IL-33 has been proven as a pathogenic marker in patients with liver cirrhosis, liver failure, and liver fibrosis.^33,38 Administration of IL-33 intraperitoneally in an animal model of diet-induced liver steatosis worsened the liver fibrosis by inducing invading macrophages and T cells that provoke pro-fibrotic cytokines such as IL-13.³⁹ In this context, it was shown that IL-33 significantly increased in patients with liver fibrosis compared with the control group.⁴⁰ It is revealed that recombinant IL-33 aggravated hepatic fibrosis in induced steatohepatitis.^41,42 By the way, as proposed earlier, melatonin has an anti-inflammatory effect on the liver, along with that melatonin and IL-33 have interactions.^43,44 Onk d. and colleagues in a study on oxidative stress revealed the inhibitory effect of melatonin on IL-33.⁴³ Here we observed the elevation of both substances together. The exact explanation is unclear, but our former hypothesis may be indicated.

Our study had some limitations as the number of participants was limited. Also, we need to consider the circadian rhythm for melatonin levels.

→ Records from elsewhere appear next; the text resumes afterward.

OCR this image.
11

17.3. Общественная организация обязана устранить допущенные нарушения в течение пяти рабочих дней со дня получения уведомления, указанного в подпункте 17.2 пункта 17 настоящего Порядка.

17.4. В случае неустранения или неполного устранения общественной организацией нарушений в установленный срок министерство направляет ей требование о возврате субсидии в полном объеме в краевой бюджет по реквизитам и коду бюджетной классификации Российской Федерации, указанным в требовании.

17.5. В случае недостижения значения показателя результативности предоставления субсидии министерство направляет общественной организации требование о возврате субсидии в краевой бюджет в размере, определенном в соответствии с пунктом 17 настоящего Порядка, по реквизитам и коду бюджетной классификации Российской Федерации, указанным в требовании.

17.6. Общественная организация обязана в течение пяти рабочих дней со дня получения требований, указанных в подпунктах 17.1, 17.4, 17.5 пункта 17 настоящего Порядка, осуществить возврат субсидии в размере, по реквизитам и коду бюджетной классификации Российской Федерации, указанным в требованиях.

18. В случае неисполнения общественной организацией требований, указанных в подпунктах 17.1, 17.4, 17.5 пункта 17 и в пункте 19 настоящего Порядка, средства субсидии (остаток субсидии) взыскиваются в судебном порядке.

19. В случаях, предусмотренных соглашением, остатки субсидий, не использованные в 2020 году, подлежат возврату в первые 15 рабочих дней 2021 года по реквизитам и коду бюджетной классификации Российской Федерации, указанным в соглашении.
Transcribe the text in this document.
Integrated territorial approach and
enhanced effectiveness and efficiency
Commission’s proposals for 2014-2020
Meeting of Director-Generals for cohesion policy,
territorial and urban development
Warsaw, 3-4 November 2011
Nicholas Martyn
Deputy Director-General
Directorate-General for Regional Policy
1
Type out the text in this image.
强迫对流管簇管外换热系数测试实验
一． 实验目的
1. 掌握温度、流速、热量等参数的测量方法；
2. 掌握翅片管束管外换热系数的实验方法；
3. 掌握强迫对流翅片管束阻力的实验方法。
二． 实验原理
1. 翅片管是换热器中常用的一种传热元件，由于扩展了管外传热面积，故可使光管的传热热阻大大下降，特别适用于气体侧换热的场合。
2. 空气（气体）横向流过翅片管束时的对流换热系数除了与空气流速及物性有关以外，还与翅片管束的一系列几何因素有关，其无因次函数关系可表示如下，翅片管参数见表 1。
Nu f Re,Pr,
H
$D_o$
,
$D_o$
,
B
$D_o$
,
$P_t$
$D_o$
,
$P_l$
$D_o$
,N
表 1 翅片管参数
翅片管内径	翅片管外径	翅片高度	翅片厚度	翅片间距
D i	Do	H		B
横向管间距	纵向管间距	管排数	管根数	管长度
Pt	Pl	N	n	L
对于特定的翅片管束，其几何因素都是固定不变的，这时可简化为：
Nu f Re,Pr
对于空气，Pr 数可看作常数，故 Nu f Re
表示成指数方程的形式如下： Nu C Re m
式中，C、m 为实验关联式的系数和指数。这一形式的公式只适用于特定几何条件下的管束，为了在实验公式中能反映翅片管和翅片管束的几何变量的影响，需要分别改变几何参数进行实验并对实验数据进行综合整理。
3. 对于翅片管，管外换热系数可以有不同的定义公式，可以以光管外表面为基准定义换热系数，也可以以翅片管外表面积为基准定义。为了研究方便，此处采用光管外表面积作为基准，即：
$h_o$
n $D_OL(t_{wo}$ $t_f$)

In conclusion, despite the widespread incidence of NAFLD, the main mechanism of its development and progression is not understood well. IL-1B, IL-18, and IL33 have serious influences in this regard. Melatonin can interact with this pathway and regulate the cytokine imbalance for NAFLD improvement and treatment. This effect is not associated with lipid and FBS concentration as well as liver enzymes. Moreover, we should consider the circadian rhythms and their effects on melatonin and mast cells and their dependent immune reactions.

Please cite this paper as: Sohrabi MR, Ajdarkosh H, Gholami A, Amirkalali B, Mansorian MR, Aten S, Sohrabi M, NasiriToosi M, Zamani F, Keyvani H. Association between Melatonin Value and Interleukins-1B, -18, and -33 Levels in Patients with Different Stages of Non-Alcoholic Fatty Liver Disease. Middle East J Dig Dis 2022;14:110-117. doi: 10.34172/mejdd.2022.263.